É necessário registrar a pontualidade histórica com que esse Inventário (nome do poema de Pedro Paulo de Sena Madureira, cujas estrofes encerram cada capítulo) da geração 60 chega às livrarias, bastando para isso ter em mente o número considerável de matérias e documentários que a mídia vem publicando, inclusive a pernambucana Continente Multicultural (2004), com O carpinteiro do traço, sobre o genial
Quino, de outubro, além matéria de capa Rock. O som da fúria, de setembro, que vêm permitindo uma avaliação parcial e fragmentária dessa geração singularmente inquieta, extremamente crítica, causticantemente irreverente. O romance O Silêncio do Delator, no entanto, parece fazer convergir esses fragmentos avaliativos, fazendo um “Inventário moral, estético, político-ideológico, espiritual”, como registra Ruy Fabiano, no artigo Testamento de uma geração, publicado no Estadão. E Affonso Romano de Sant’Anna, no jornal O Globo, do dia seis de novembro, conclui que o livro de Nêumanne “realizou, de modo original, aquilo que tantos tentaram — ‘o romance de minha geração’”.
Nessa tarefa, José Nêumanne enveredou refratário a técnicas narrativas consagradas, imprimindo à obra uma coerência singular com a sua temática, uma rebelada inovação. Sobre esse aspecto, ressalta-se o ritmo imposto à narrativa. Deonísio da Silva, em matéria do Jornal do Brasil, refere-se coerentemente a um “Romance com Trilha Sonora”, mas, acreditamos, não só porque os títulos dos capítulos se referem às faixas dos discos Sergeant
Pepper’s lonely hearts club band, dos Beatles, e Bringing it all back
home, de Bob Dylan, mas também por incorporar à linguagem ágil e avessa a malabarismos verbais o som da guitarra de um
Hendrix, ou o ganir de Joplin, numa articulação vigorosa entre ritmo e melodia predominando sobre a harmonia, definição do rock que Daniel Piza descreve na matéria de capa da Continente de setembro, mas já com as características do encantar agredindo ou agredir encantando, expressão também dele, referindo-se à ascensão da guitarra enquanto instrumento mais que adequado a esse contexto histórico-musical. Nêumanne encanta e prende o leitor dando à narrativa esse vigor e quando nela o folk americano à Bob Dylan parece esvair-se paralisando as letras, especialmente no romance de tese paralelo incrustado pertinentemente na obra, pondo freios aos precipícios da metamorfose da verdadeira protagonista do romance, a Patota dos Socavões Solitários — , “uma tradução meio gozativa de Sergeant Pepper´s Lonely Hearts Club
Band”, como informa José Nêumanne em entrevista a Astier Basílio — um
pseudo-narrador-defundo, espécie de versão rascante e alucinada de Brás Cubas, tira-nos da letargia das letras esfriando na página para expressões como: “Peidaram no velório”. É assim, com um humor sarcástico, impiedoso, e uma irreverência agressiva levada às últimas conseqüências, até à morte, que João Miguel consegue arrebatar-nos de qualquer possibilidade de tédio durante a leitura das 541 páginas.
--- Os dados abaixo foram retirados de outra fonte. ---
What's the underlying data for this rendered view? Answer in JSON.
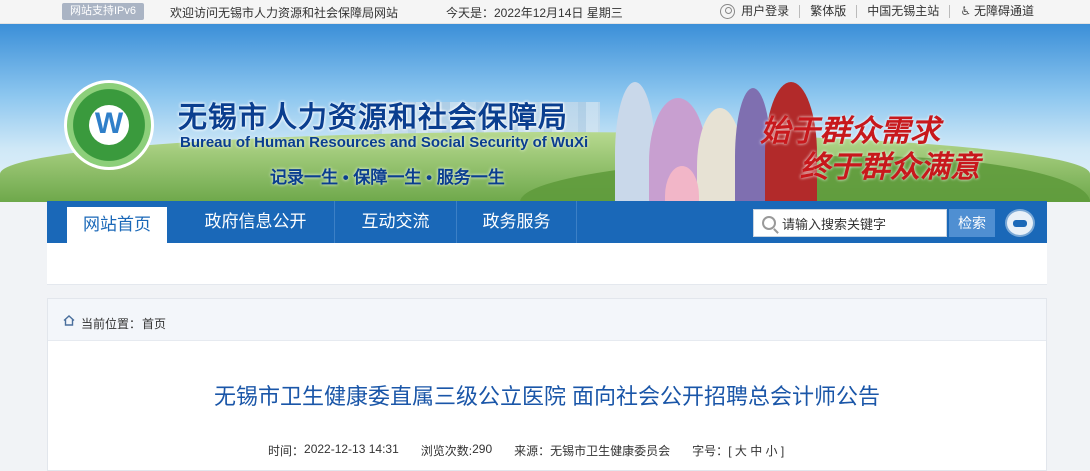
{
  "topbar": {
    "ipv6_badge": "网站支持IPv6",
    "welcome": "欢迎访问无锡市人力资源和社会保障局网站",
    "today": "今天是：2022年12月14日 星期三",
    "links": [
      "用户登录",
      "繁体版",
      "中国无锡主站",
      "无障碍通道"
    ]
  },
  "banner": {
    "title_cn": "无锡市人力资源和社会保障局",
    "title_en": "Bureau of Human Resources and Social Security of WuXi",
    "slogan": "记录一生 • 保障一生 • 服务一生",
    "motto_line1": "始于群众需求",
    "motto_line2": "终于群众满意"
  },
  "nav": {
    "tabs": [
      "网站首页",
      "政府信息公开",
      "互动交流",
      "政务服务"
    ],
    "search_placeholder": "请输入搜索关键字",
    "search_button": "检索"
  },
  "breadcrumb": {
    "label": "当前位置：",
    "home": "首页"
  },
  "article": {
    "title": "无锡市卫生健康委直属三级公立医院 面向社会公开招聘总会计师公告",
    "time_label": "时间：",
    "time": "2022-12-13 14:31",
    "views_label": "浏览次数:",
    "views": "290",
    "source_label": "来源：",
    "source": "无锡市卫生健康委员会",
    "fontsize_label": "字号：",
    "fontsize_options": "[ 大 中 小 ]"
  },
  "colors": {
    "nav_blue": "#1a68b8",
    "title_blue": "#1a56a8",
    "motto_red": "#c8181c"
  }
}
Aético, mulherengo, escritor frustrado, o professor universitário João Miguel, em sua condição de morto, testemunha do seu próprio velório, é apenas um simulacro do narrador-autor Brás Cubas: “agora que sou pó, que voltei à cinza [...] me disponho a abrir o jogo, a mostrar as cartas, a peruar o baralho alheio. [...] Nada nem ninguém me calará, nem você que fui eu quando corpo. [...] A este velório comparecerão muitos amigos. Na certa, também muitos inimigos. E não adianta você, seu escribazinho de merda, ficar tolhendo minha linguagem...”. Percebe-se então, ao contrário das Memórias Póstumas de Brás Cubas, que o narrador-autor não cede as rédeas da fabulação ao defunto. Há momentos esclarecedores, como na página 34: ele “apenas age como se narrador fosse”. Embora impiedosamente retire o narrador-autor do conforto da terceira pessoa e das suas onisciência e onipresença para inseri-lo numa trama paralela de avaliação constante da própria construção da obra.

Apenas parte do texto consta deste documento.